Lebanon's health ministry gave a preliminary toll of six dead and 91 wounded from the latest strikes on Beirut's densely populated southern suburbs since Friday, the fiercest to hit Hezbollah's stronghold since Israel and the group last went to war in 2006.

Earlier on Saturday, Iran's supreme leader Ayatollah Ali Khamenei condemned what he called an Israeli "massacre" in Lebanon and lambasted the "shortsighted" Israeli policy.

Rarely seen in public, Nasrallah enjoyed cult status among his Shiite Muslim supporters, and was the only man in Lebanon with the power to wage war or make peace.

Israel's army chief Lieutenant General Herzi Halevi on Saturday said: "The message is simple, anyone who threatens the citizens of Israel - we will know how to reach them."

The military also said "most of the senior leaders of Hezbollah have been eliminated", after having announced earlier the deaths of Hezbollah commanders Muhammad Ali Ismail and Ali Karake, among others.

'Very sophisticated'

The military added that it had hit over 140 Hezbollah targets in Lebanon since Friday night.

It continued to pound Hezbollah's south Beirut stronghold into Saturday, sending panicked families fleeing.

One strike hit the second and third floors of a building, a Lebanese security official said.

An AFP photographer said dozens of buildings have been destroyed.

The blasts that rocked southern Beirut late Friday were the fiercest to hit the area since Israel and Hezbollah last went to war in 2006.

In the Haret Hreik neighbourhood, an AFP photographer saw craters up to five metres wide.

After Friday's heavy strikes, Israel issued fresh warnings for people to leave part of the densely populated Dahiyeh suburbs before dawn.

Hundreds of families spent the night outside, in central Beirut's Martyrs' Square or along the seaside boardwalk.

Israel's military also announced strikes Saturday on the Beqaa area in eastern Lebanon and on the south.

It said a surface-to-surface missile fired from Lebanon fell in an open area in central Israel and another was intercepted in the north.

Early Saturday, Hezbollah claimed a rocket attack on kibbutz Kabri in northern Israel.

It later said it launched "a salvo of Fadi-3 rockets" towards the Ramat David airbase in northern Israel.

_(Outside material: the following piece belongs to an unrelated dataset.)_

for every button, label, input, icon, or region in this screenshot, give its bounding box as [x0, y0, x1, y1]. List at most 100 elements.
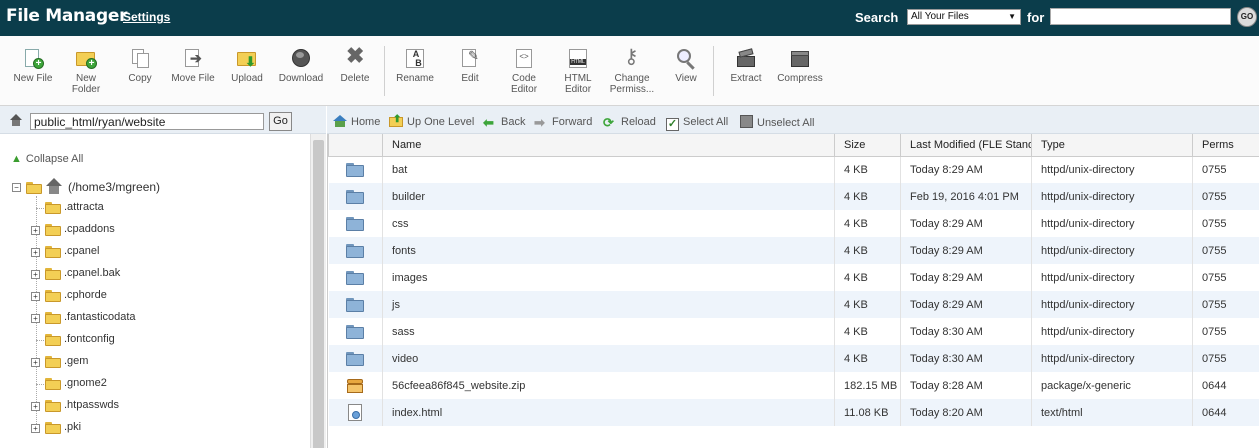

Israeli Prime Minister Benjamin Netanyahu has vowed to keep fighting Hezbollah until the northern border with Lebanon is secured.

"Israel has every right to remove this threat and return our citizens to their homes safe," he said.

'Outrageous threats'

Israel has raised the prospect of a ground operation against Hezbollah, prompting widespread international concern.

"We must avoid a regional war at all costs," UN chief Antonio Guterres told world leaders, again appealing for a ceasefire.

Diplomats have said efforts to end the war in Gaza were key to halting the fighting in Lebanon and bringing the region back from the brink.

Hamas's October 7 attack on Israel resulted in the deaths of 1,205 people, mostly civilians, according to an AFP tally based on Israeli official figures that include hostages killed in captivity.

Of the 251 hostages seized by militants, 97 are still held in Gaza, including 33 the Israeli military says are dead.

Israel's retaliatory military offensive has killed at least 41,586 people in Gaza, most of them civilians, according to figures provided by the Hamas-run territory's health ministry. The UN has described the figures as reliable.

The Lebanon violence has raised fears of a wider spillover, with Iran-backed militants across the Middle East vowing to keep fighting Israel.